Denn, andererseits, ist es nicht die Aufgabe des Verfassungsgerichtes, der Regierung in den Rücken zu fallen, die, vorgetragen vom zuständigen Minister, die Auffassung vertritt, Abstriche vom Existenzminimum seien von Sanktionierten hinzunehmen, weil wir sonst wer weiß wo hinkämen. In einen Zustand nämlich, welcher den Staat gegenüber jedem Arbeitsunwilligen zum bedingungslosen Zahlen verpflichten würde, was von einigen Kommentatoren bereits dahin ausgelegt wurde, dass ein Spruch des Verfassungsgerichtes, mit dem Sanktionen als verfassungswidrig erkannt würden, automatisch das bedingungslose Grundeinkommen nach sich ziehen würde.

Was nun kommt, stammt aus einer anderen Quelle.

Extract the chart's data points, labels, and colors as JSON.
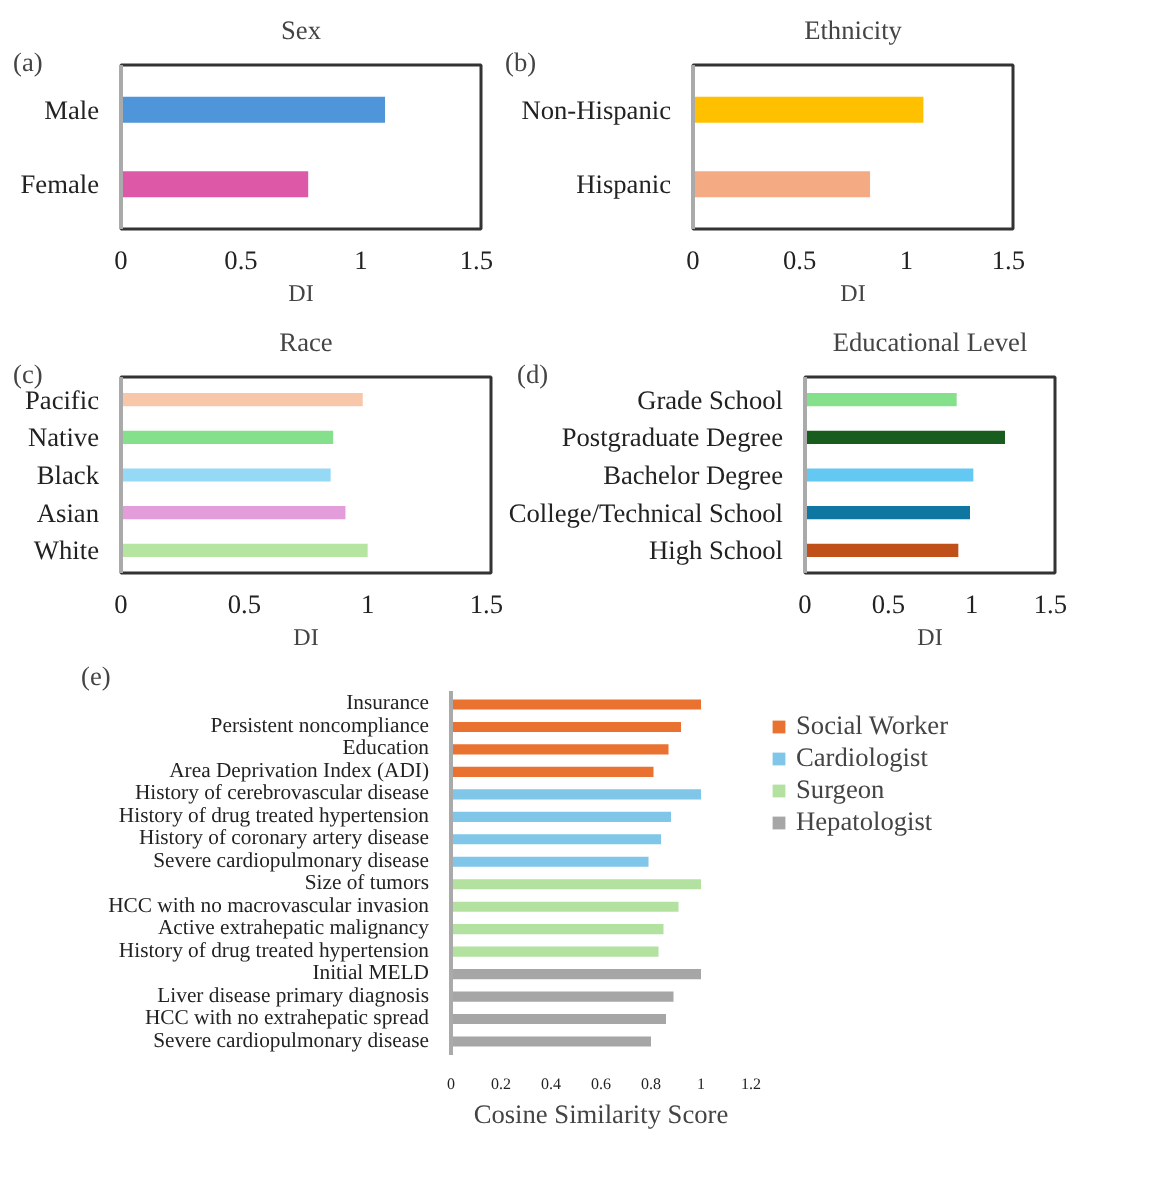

Bleiben wir zunächst einmal bei der Regierungsargumentation. Es ist vollkommen richtig, dass Sanktionen das einzige Druckmittel sind, das der Staat gegenüber Hartz-IV-Beziehern in der Hand hat. Unklar bleibt allerdings, inwieweit der Staat überhaupt das Recht hat, auf Hilfebedürftige Druck auszuüben.

Die klassische Karriere der „Länger-als-erlaubt-Arbeitslosen“ beginnt doch damit, dass der bisherige Arbeitgeber die Kündigung ausspricht. Schuldhaftes Verhalten des künftigen Leistungsbeziehers kann ausgeschlossen werden.

Diese klassische Karriere setzt sich fort in einer Art „Reise nach Jerusalem“ bei der im Dezember  2018 nur 781.000 Stühle für 2.210.000 offiziell registrierte Arbeitslose bereitgestellt wurden.Wenn man allerdings statt dieser 2,2 Millionen die fast doppelt so hohe und für die Beurteilung des Arbeitsmarktes sehr viel zutreffendere Zahl von 4, 005 Millionen erwerbsfähigen, arbeitssuchenden Leistungsempfängern ansetzt, wird erst wirklich erkennbar, wie es um das Verhältnis von Glückslosen zu Nieten in dieser Lotterie aussieht.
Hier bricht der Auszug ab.